Tuesday, May 14, 2013

Alabama Chapter - AAP

Linda Lee has served since 2007 as Executive Director of the Alabama Chapter of the American Academy of Pediatrics (AAP), where she oversees administration of the 700-member state society of pediatricians. During her tenure, she has grown the Chapter’s capacity to meet pediatric goals in numerous child health priority areas. As part of her role, Linda serves on numerous task forces, coalitions and committees including the Help Me Grow Alabama leadership team. We asked Linda to share a little with us about the work she has done and how AAP’s goals overlap with Help Me Grow.

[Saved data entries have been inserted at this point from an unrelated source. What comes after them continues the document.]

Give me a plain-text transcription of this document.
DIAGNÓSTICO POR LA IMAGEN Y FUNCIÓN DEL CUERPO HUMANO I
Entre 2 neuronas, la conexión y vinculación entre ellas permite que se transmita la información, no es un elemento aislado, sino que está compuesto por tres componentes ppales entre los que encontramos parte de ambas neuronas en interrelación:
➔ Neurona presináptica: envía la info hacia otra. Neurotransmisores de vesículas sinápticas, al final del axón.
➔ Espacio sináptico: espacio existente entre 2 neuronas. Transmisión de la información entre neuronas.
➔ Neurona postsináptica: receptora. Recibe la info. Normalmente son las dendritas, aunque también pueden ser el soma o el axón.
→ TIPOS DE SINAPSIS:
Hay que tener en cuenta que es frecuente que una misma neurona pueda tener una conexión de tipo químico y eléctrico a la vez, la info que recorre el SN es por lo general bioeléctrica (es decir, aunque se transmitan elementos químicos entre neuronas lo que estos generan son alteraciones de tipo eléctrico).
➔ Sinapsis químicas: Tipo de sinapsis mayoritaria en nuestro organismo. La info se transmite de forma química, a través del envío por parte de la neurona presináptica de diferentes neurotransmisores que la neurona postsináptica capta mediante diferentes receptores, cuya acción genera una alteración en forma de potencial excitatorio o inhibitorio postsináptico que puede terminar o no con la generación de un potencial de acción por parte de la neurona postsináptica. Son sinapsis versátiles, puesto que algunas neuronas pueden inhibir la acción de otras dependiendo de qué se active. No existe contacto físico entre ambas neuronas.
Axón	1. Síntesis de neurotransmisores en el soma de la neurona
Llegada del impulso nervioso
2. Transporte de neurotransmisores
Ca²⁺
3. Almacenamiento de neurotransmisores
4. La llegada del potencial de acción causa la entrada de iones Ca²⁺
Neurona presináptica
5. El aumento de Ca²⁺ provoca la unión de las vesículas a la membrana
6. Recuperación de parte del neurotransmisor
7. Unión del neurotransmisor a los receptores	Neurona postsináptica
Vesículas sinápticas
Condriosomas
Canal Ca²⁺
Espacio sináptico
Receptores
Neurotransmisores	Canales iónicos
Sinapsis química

Linda Lee, Executive Director
Alabama Chapter - American Academy of Pediatrics
Since 2007, in conjunction with Alabama’s Blueprint for Zero to Five initiative, the Chapter has co-led efforts to increase the percentage of children who receive standardized developmental screening in the medical home. We started this with the Alabama Assuring Better Child Health and Development (ABCD) project, which developed pilots in pediatric practices to train pediatricians on how to implement and score the Ages and Stages Questionnaire and refer for appropriate follow-up. In partnership with Alabama Medicaid Agency and ALL Kids, one of our goals was to establish state policy for third-party payment for standardized screening in the medical home. These efforts paid off, as Medicaid, ALL Kids, and Blue Cross Blue Shield of Alabama have all developed policy around and now pay pediatricians and family physicians for developmental screening (limited). 

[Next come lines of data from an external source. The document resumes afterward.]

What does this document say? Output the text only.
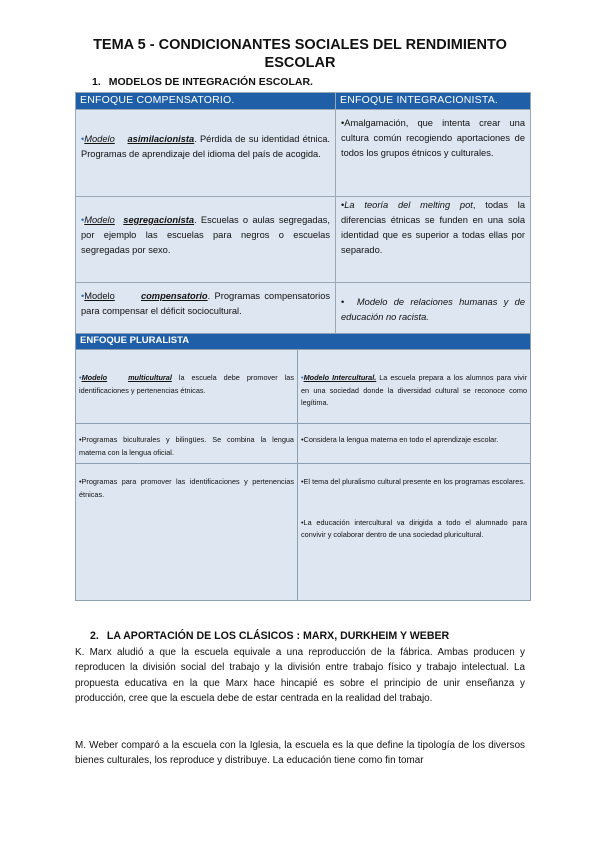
TEMA 5 - CONDICIONANTES SOCIALES DEL RENDIMIENTO
ESCOLAR
1. MODELOS DE INTEGRACIÓN ESCOLAR.
ENFOQUE COMPENSATORIO.	ENFOQUE INTEGRACIONISTA.
•Modelo asimilacionista. Pérdida de su identidad étnica. Programas de aprendizaje del idioma del país de acogida.	•Amalgamación, que intenta crear una cultura común recogiendo aportaciones de todos los grupos étnicos y culturales.
•Modelo segregacionista. Escuelas o aulas segregadas, por ejemplo las escuelas para negros o escuelas segregadas por sexo.	•La teoría del melting pot, todas la diferencias étnicas se funden en una sola identidad que es superior a todas ellas por separado.
•Modelo compensatorio. Programas compensatorios para compensar el déficit sociocultural.	• Modelo de relaciones humanas y de educación no racista.
ENFOQUE PLURALISTA	
•Modelo multicultural la escuela debe promover las identificaciones y pertenencias étnicas.	•Modelo Intercultural. La escuela prepara a los alumnos para vivir en una sociedad donde la diversidad cultural se reconoce como legítima.
•Programas biculturales y bilingües. Se combina la lengua materna con la lengua oficial.	•Considera la lengua materna en todo el aprendizaje escolar.
•Programas para promover las identificaciones y pertenencias étnicas.	•El tema del pluralismo cultural presente en los programas escolares.
•La educación intercultural va dirigida a todo el alumnado para convivir y colaborar dentro de una sociedad pluricultural.
2. LA APORTACIÓN DE LOS CLÁSICOS : MARX, DURKHEIM Y WEBER
K. Marx aludió a que la escuela equivale a una reproducción de la fábrica. Ambas producen y reproducen la división social del trabajo y la división entre trabajo físico y trabajo intelectual. La propuesta educativa en la que Marx hace hincapié es sobre el principio de unir enseñanza y producción, cree que la escuela debe de estar centrada en la realidad del trabajo.
M. Weber comparó a la escuela con la Iglesia, la escuela es la que define la tipología de los diversos bienes culturales, los reproduce y distribuye. La educación tiene como fin tomar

Since the ABCD pilots, AAP’s strong alliance with partners at Alabama Department of Public Health, Alabama Partnership for Children, and Alabama Department of Mental Health has happily evolved to the Help Me Grow model, a natural step for this work. We have been pleased to join forces with the United Way of Central Alabama/Success By 6 in expanding standardized screening further in a five-county area in Central Alabama. HMG & AAP trains pediatricians on use of the Ages and Stages Questionnaire, coupled with the important benefit of having a connection to community resources via the HMG call center. We are excited about this partnership and the work that UWCA has done to make this a reality. In addition, this initiative has married AAP’s early literacy program, Reach Out and Read-Alabama, with HMG by connecting practices in the five-county area with new books for children from six months to five years of age. We owe a lot to the Community Foundation of Greater Birmingham for its support of HMG-Central Alabama.